Democrats disparage the “un-woke,” distrust billionaires and powerful corporations, and rail against climate-change-deniers.
Republicans sneer at higher education, fear immigrants, use “socialism” as a dirty word (despite considerable evidence that most of them have no idea what it is), and really, really hate “elitists” –i.e., experts who actually know what they’re talking about.
“Elitists” populate the equally despised and mischaracterized “deep state.”
Frank Bruni recently had a column in the New York Times in which he explored the GOP’s resentment of professionalism–especially the patriotic public servants that Trump’s current, despicable press secretary labels“radical unelected bureaucrats.”
The impeachment inquiry and the events that led to it tell many stories. One, obviously, is about the abuse of power. Another illuminates the foul mash of mendacity and paranoia at the core of Donald Trump.
But this week, as several longtime civil servants testify at the inquiry’s first public hearings, a third narrative demands notice, because it explains the entire tragedy of the Trump administration: the larger scandals, the lesser disgraces and the current moment of reckoning.
That story is the collision of a president who has absolutely no regard for professionalism and those who try to embody it, the battle between an arrogant, unscrupulous yahoo and his humble, principled opposites.
Bruni notes that Trump’s contempt for professionalism is part and parcel of his aversion to norms of all sorts, including tradition and simple courtesy, and that such contempt has been a “distinct theme” in his business career, which has been “rife with cheating, and his political life, which is greased with lies.”
Go back to his initial staffing of senior posts and recall how shoddy the vetting process was. Also notice two prominent classes of recruits: people who had profoundly questionable preparation for the jobs that he nonetheless gave them (Ben Carson, Betsy DeVos, Stephen Miller, Javanka) and genuine professionals who wagered that their skills would be critically necessary — and thus highly valued — and that Trump would surely rise to the established codes and expected conduct of his office.
Now look at how many of those professionals (James Mattis, H.R. McMaster, Gary Cohn, Dan Coats) are gone. And tell me whether Trump has ever had the epiphany that the presidency is, in fact, a profession.
Interestingly, the Trump Administration’s sorry excuse for vetting came to public notice again just this week, when multiple media outlets reported that a senior official had embellished her résumé with highly misleading claims about her professional background, and had gone so far as to create a fake Time magazine cover with her face on it. She had invented a role on a U.N. panel, claimed she had addressed both the Democratic and Republican national conventions, and implied she had testified before Congress, none of which was true. Lying at this level should have been easy to uncover, but she was appointed–and continues to serve–as a deputy assistant secretary in the State Department.
As Bruni says
A crisis of professionalism defines his administration, in which backstabbing is the new glad-handing, firings are cruel, exits are ugly, the turnover is jaw-dropping, the number of unfilled positions is mind-boggling, and many officials have titles that are prefaced with “acting” — a modifier with multiple meanings in this case.

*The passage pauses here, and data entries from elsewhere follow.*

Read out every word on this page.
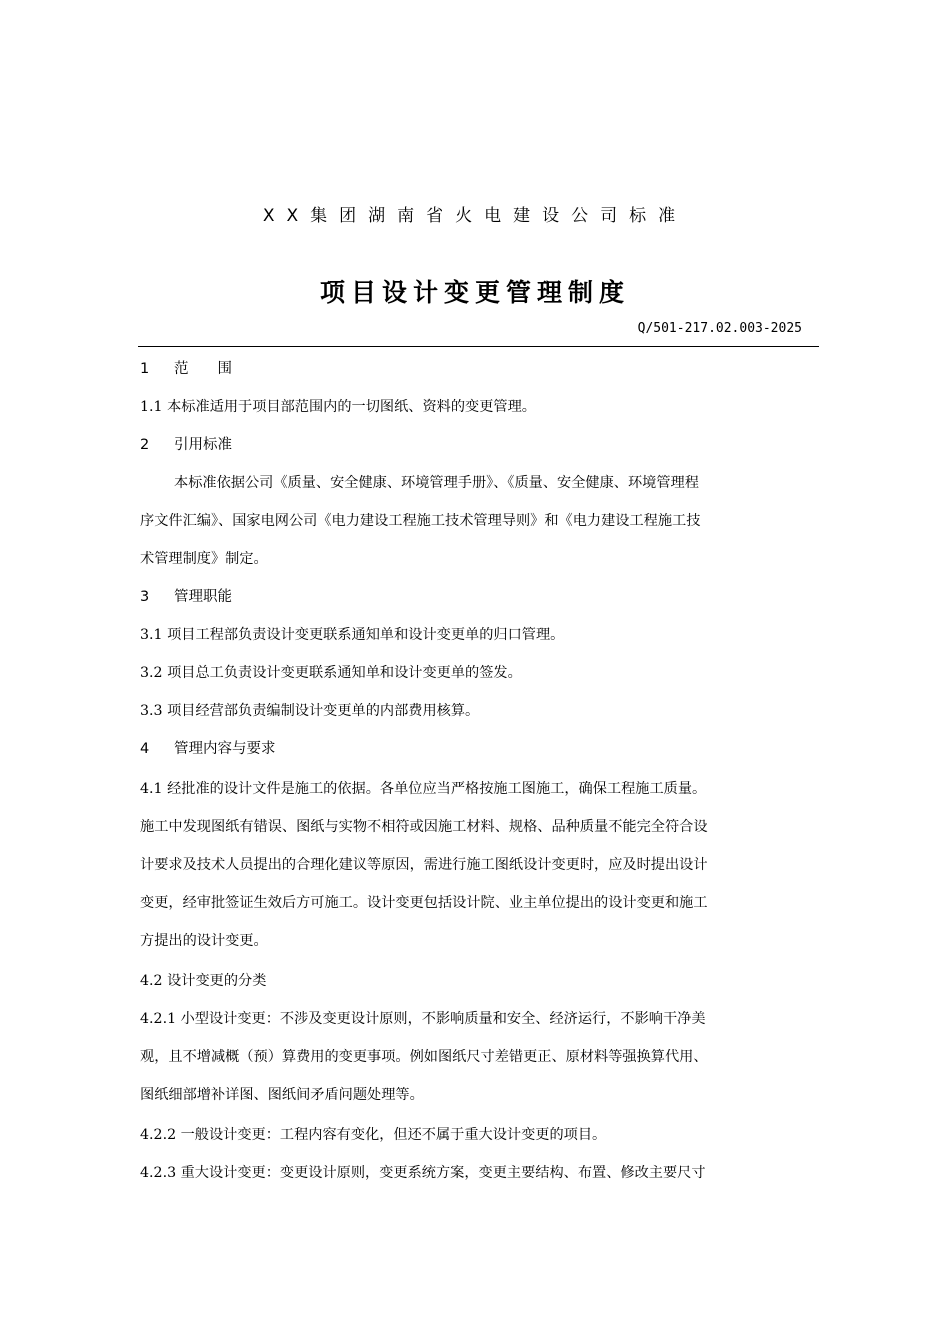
XX集团湖南省火电建设公司标准
项目设计变更管理制度
Q/501-217.02.003-2025
1 范　　围
1.1 本标准适用于项目部范围内的一切图纸、资料的变更管理。
2 引用标准
本标准依据公司《质量、安全健康、环境管理手册》、《质量、安全健康、环境管理程
序文件汇编》、国家电网公司《电力建设工程施工技术管理导则》和《电力建设工程施工技
术管理制度》制定。
3 管理职能
3.1 项目工程部负责设计变更联系通知单和设计变更单的归口管理。
3.2 项目总工负责设计变更联系通知单和设计变更单的签发。
3.3 项目经营部负责编制设计变更单的内部费用核算。
4 管理内容与要求
4.1 经批准的设计文件是施工的依据。各单位应当严格按施工图施工，确保工程施工质量。
施工中发现图纸有错误、图纸与实物不相符或因施工材料、规格、品种质量不能完全符合设
计要求及技术人员提出的合理化建议等原因，需进行施工图纸设计变更时，应及时提出设计
变更，经审批签证生效后方可施工。设计变更包括设计院、业主单位提出的设计变更和施工
方提出的设计变更。
4.2 设计变更的分类
4.2.1 小型设计变更：不涉及变更设计原则，不影响质量和安全、经济运行，不影响干净美
观，且不增减概（预）算费用的变更事项。例如图纸尺寸差错更正、原材料等强换算代用、
图纸细部增补详图、图纸间矛盾问题处理等。
4.2.2 一般设计变更：工程内容有变化，但还不属于重大设计变更的项目。
4.2.3 重大设计变更：变更设计原则，变更系统方案，变更主要结构、布置、修改主要尺寸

Trump slyly markets his anti-professionalism as anti-elitism and a rejection of staid, cautious thinking. But it’s really his way of excusing his ignorance, costuming his incompetence and greenlighting his hooliganism.
Two of the professionals who have come forward to testify about Trump’s effort to blackmail the President of Ukraine were described by Michael McFaul, a former United States ambassador to Russia, in a recent essay for The New York Review of Books titled “The Deeply Dedicated State.”
Both always have struck me as first-rate government servants, singularly focused on advancing American national interests. Both have served Republican and Democratic presidents, and even after decades of interacting with them both, I could not guess how either of them votes.”
He characterized them as “accidental heroes” who aren’t “likely to seek the limelight.” “They are extremely well trained, competent, and highly regarded professionals,” he summarized.
That’s why they bucked Trump. And that’s why he can’t bear them.
When people resent competence, when they sneer at honorable public servants as “elitists” or label them members of a nefarious “deep state,” it tells you a great deal about their own deficits.
Such resentment permeates today’s Republican Party, and that explains a lot.